Türkiye’de uygulanan bu “planlı karma ekonomi” düzeninde, özel mülkiyet ve girişim serbestisi, kişinin temel hakları olarak Anayasa’da yeralmaktadır. Ancak devlet, kişi haklarını Anayasa ve bağlı yasalar çerçevesinde, kamu yararı nedeniyle sınırlama yetkisine sahiptir.
Karma ekonomi doktrini, büyük ölçüde çeşitli ülkelerdeki uygulamaların sonucunda ortaya çıkmış bir sentezdir. Tarihi gelişim içinde önce “karma ekonomi” anlayışının farklı uygulamaları yaşanmış, daha sonra bu düzenin düşünce sistemi gelişmeye başlamıştır. XX. yy’ın sonuna yaklaşılırken, Türkiye dahil, dünya ülkelerinin çoğunda “karma ekonomi sistemi” benimsenmiştir. Ancak, her ülkede düzeni belirleyen kurumların yeri ve önemi değiştiğinden, sistemin “saf” şekline uyan örneğe rastlanmadığı söylenebilir.
 
Komünist Manifesto
Komünist manifesto, Karl Marx ve Friedrich Engels’in birlikte yazdıkları ve bilimsel sosyalizmin temel ilkelerini sistemli olarak ortaya koydukları broşüre denir. Uluslar arası Emekçiler Birliği’nin ve daha sonraki sosyalist ve komünist partilerin programlarının temelini oluşturmuştur.

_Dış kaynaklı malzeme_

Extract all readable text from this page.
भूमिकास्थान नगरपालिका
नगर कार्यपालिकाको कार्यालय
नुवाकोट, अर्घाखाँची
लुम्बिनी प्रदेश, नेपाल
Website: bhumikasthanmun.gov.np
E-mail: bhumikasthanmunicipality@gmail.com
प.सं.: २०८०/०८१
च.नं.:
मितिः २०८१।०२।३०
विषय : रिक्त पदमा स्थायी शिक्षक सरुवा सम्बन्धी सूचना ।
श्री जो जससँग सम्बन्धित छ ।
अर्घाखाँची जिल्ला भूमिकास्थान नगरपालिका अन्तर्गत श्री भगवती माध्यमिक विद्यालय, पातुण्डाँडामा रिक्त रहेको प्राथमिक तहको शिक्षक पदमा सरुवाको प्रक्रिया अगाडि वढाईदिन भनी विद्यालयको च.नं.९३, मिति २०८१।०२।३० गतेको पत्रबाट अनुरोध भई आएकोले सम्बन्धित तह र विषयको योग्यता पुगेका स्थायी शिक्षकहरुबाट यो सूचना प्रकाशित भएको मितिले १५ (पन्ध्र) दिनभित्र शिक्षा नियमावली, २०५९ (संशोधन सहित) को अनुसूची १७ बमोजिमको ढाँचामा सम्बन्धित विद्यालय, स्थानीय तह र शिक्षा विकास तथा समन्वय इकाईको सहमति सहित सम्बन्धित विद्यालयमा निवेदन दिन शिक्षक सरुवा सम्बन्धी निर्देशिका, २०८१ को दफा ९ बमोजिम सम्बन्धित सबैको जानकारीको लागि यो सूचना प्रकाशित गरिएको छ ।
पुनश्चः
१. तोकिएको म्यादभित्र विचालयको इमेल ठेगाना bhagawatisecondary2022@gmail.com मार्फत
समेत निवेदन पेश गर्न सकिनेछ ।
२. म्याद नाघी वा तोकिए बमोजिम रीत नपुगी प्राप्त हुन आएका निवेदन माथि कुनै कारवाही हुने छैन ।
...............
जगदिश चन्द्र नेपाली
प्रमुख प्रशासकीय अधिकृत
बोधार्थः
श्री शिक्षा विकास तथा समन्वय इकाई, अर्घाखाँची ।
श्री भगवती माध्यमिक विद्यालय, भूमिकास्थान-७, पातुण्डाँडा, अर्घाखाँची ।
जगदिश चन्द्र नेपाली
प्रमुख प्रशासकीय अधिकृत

Marx ile Engels’in materyalist tarih anlayışını dile getiren Komünist Manifesto’da bütün sınıflı toplumların tarihinin sınıf mücadeleleri, tarihi olduğu anlatılmak istenir. Burjuvalar ve Proleterler başlıklı I. bölümde toplumsal gelişme yasaları ele alınarak, kapitalist düzenin yerini sosyalist topluma bırakacağı ve bu tarihsel rolün proleteryaya düştüğü belirtilir.
Proleterler ve Komünistler başlıklı II. bölümde proleterya iktidarı, kapitalizmin sosyalizme geçiş, mülkiyet, aile ve ulus konuları çözümlenir. III. bölüm olan Sosyalist ve Komünist Literatür’de çeşitli küçük burjuva akımlarının kapsamlı bir eleştirisinin yanı sıra tutucu ve ütopyacı sosyalist ve komünist akımlar irdelenir. Komünistlerin Bugünkü Çeşitli Muhalefet Partileri Karşısındaki Tutumu adlı IV. bölümde öbür muhalefet partileri ile komünistler arasındaki ayrımlar belirlenir.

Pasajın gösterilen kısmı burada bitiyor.